RICHIE ASHBURN SELECTED TO HALL OF FAME
(c) 1995 Copyright The News & Observer Publishing Co.
(c) 1995 Bloomberg

PHILADELPHIA (Jul 27, 1995 - 15:06 EDT) -- Not many baseball players compare to Willie Mays, 
Mickey Mantle and Duke Snider, and Richie Ashburn couldn't either.

It is the only reason the 67-year-old Ashburn can figure it took him so long to get inducted 
into the Baseball Hall of Fame.

"People have told me Mickey, Willie and the Duke were too much competition.  That might have 
been part of it. I don't know if that's fair, but I suppose that had something to do with it," 
Ashburn said.

Ashburn spent 15 years as a center fielder in the National League, twelve with the Phillies, 
winning two batting titles, three hits titles and leading the league in runs four times.  The 
six-time All-Star hit better than .300 nine times and led National League in putouts nine times 
before ending his career in 1962 with the New York Mets.

He was not recognized as a Hall-of-Fame ballplayer until March, 28 years after he became 
eligible.

"I never really gave up hope," Ashburn said. "It didn't look like it would happen, but I 
thought someday it might because the numbers were there."
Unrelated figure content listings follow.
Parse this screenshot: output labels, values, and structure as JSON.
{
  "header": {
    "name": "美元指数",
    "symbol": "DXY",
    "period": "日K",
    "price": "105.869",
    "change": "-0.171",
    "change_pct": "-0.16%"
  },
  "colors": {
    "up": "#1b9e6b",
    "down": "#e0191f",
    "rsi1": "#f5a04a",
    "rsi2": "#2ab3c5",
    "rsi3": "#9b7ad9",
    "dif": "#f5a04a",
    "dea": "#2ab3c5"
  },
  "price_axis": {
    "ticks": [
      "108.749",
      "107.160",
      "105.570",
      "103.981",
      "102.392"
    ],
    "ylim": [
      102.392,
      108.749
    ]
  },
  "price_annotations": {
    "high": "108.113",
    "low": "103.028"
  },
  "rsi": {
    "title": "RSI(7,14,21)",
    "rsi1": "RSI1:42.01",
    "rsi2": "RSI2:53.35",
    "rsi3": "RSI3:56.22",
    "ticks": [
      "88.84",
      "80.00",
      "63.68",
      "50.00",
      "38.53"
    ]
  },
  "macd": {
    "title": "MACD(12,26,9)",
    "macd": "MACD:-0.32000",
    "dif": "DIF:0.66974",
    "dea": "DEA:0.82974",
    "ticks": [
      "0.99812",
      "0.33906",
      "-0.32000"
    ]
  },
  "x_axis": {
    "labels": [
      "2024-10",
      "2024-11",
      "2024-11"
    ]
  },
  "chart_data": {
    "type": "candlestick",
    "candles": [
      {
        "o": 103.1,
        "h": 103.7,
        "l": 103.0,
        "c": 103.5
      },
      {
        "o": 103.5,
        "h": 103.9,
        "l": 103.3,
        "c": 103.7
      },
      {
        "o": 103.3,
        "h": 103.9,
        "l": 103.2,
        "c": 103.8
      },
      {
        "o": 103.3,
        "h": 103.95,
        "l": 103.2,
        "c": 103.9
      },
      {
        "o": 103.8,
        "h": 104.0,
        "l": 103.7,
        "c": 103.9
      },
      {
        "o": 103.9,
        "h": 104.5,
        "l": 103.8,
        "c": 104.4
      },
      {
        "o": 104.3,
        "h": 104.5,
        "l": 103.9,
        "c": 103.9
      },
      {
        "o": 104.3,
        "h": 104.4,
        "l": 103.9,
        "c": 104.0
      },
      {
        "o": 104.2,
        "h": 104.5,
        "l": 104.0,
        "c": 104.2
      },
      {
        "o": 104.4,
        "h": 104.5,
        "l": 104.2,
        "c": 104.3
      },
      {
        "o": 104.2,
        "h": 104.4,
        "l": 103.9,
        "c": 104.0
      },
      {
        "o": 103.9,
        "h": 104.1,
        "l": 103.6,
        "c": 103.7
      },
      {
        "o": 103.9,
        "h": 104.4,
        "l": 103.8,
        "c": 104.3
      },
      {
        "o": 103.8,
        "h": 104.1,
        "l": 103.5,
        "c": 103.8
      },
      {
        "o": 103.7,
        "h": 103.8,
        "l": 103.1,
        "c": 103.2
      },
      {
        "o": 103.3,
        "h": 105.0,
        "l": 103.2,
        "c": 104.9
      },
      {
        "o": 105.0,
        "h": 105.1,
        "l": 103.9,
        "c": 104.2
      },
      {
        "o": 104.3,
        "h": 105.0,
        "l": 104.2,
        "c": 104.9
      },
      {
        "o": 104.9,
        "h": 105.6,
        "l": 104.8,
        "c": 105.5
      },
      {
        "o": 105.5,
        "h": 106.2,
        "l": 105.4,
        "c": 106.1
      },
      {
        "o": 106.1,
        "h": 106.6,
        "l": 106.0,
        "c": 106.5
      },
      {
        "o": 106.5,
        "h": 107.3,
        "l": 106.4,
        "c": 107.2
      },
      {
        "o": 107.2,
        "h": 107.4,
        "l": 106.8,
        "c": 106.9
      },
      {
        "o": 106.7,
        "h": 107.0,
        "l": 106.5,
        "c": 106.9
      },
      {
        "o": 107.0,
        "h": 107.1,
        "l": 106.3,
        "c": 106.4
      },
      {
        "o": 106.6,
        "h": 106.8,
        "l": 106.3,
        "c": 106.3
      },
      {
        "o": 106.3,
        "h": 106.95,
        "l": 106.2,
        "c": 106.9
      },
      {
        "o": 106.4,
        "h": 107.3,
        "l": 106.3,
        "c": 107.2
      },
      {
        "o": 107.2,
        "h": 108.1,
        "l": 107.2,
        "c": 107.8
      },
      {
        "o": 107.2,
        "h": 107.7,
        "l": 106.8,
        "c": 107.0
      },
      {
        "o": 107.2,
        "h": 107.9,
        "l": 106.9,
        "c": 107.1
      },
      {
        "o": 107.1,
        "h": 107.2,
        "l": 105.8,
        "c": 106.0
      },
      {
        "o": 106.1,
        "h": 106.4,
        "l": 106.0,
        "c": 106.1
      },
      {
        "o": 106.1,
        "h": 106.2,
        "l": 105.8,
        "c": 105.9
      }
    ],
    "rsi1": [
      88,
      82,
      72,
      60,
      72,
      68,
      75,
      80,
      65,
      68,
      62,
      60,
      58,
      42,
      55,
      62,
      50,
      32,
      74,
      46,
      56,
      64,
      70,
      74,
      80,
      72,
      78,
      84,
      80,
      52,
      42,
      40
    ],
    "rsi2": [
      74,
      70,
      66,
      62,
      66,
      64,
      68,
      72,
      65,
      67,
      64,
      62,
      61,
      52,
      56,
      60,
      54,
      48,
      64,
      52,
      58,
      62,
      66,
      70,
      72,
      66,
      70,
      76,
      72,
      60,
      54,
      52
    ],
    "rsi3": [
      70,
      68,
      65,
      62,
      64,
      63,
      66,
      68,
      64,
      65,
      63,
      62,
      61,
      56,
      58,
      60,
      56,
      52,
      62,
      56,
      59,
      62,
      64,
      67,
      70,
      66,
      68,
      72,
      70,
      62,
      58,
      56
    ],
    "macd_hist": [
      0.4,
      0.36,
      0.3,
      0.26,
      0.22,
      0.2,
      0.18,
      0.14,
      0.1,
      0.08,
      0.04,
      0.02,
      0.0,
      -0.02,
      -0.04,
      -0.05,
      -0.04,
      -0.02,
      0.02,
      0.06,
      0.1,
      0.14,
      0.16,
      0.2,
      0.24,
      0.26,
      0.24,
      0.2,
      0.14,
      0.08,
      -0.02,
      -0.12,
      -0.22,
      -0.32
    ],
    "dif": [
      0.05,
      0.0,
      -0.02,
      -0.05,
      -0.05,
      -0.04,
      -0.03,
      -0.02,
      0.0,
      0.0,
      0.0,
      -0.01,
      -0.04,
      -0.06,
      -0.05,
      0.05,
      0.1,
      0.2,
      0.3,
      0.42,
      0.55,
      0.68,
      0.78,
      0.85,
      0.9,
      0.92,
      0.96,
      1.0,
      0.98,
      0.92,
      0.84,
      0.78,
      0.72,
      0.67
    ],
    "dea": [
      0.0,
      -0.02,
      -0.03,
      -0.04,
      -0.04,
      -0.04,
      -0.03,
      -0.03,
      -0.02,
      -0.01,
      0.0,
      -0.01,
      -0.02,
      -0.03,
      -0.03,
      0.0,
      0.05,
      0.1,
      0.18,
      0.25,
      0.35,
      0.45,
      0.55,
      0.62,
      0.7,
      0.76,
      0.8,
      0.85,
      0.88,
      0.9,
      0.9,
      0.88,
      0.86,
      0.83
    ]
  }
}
Ashburn was Rookie of the Year in 1948, a year after Snider joined the Brooklyn Dodgers and 
three years before Mantle and Mays took over center field for the New York Yankees and Giants, 
respectively.

While those three were dueling for home run titles through the 1950s in New York, Ashburn was 
compiling his .308 lifetime average about 80 miles south in Philadelphia.

"They were home run hitters, and I wasn't," Ashburn says. "The only pressure you felt playing 
against those guys was that they were going to beat you."

Mays, Mantle and Snider made 22 appearances between them in the World Series Ashburn made only 
one, and his Whiz Kids were summarily dumped in four games by the Yankees, a year before Mays 
and Mantle entered the league.

Mantle and Mays entered the Hall of Fame in their first year of eligibility, five years after 
their retirement. While Snider, perhaps also hurt by comparison to those two, had to wait 11 
years after becoming eligible.

Ashburn was a broadcaster for the Phillies following his retirement. 

Even with all that time behind a microphone, no one was sure what he would say when he entered 
the Hall of Fame Sunday in Cooperstown, New York, along with former Phillies third baseman Mike 
Schmidt.

He feels his finest attribute during his career was his determination, a trait that must have 
been helpful during his long wait for the Hall of Fame to call.

Ashburn says: "I never walked away from a ballgame, or even an at-bat, feeling I could have 
tried harder. I never felt that I left anything back there."

Now he doesn't have to feel like he left anything to be accomplished after his playing days 
either.

He is no longer the spry young outfielder who chased down balls the way current Phillies All-
Star center fielder Lenny Dykstra does.

He was aged and gray, and happy he lived to see the day he became a member of the same 
Cooperstown club as Mays, Mantle, and Snider.

"You seem to be a better ballplayer after you're dead than when you were alive," Ashburn says. 
"I've waited a long time, but it's the greatest honor a ballplayer can have."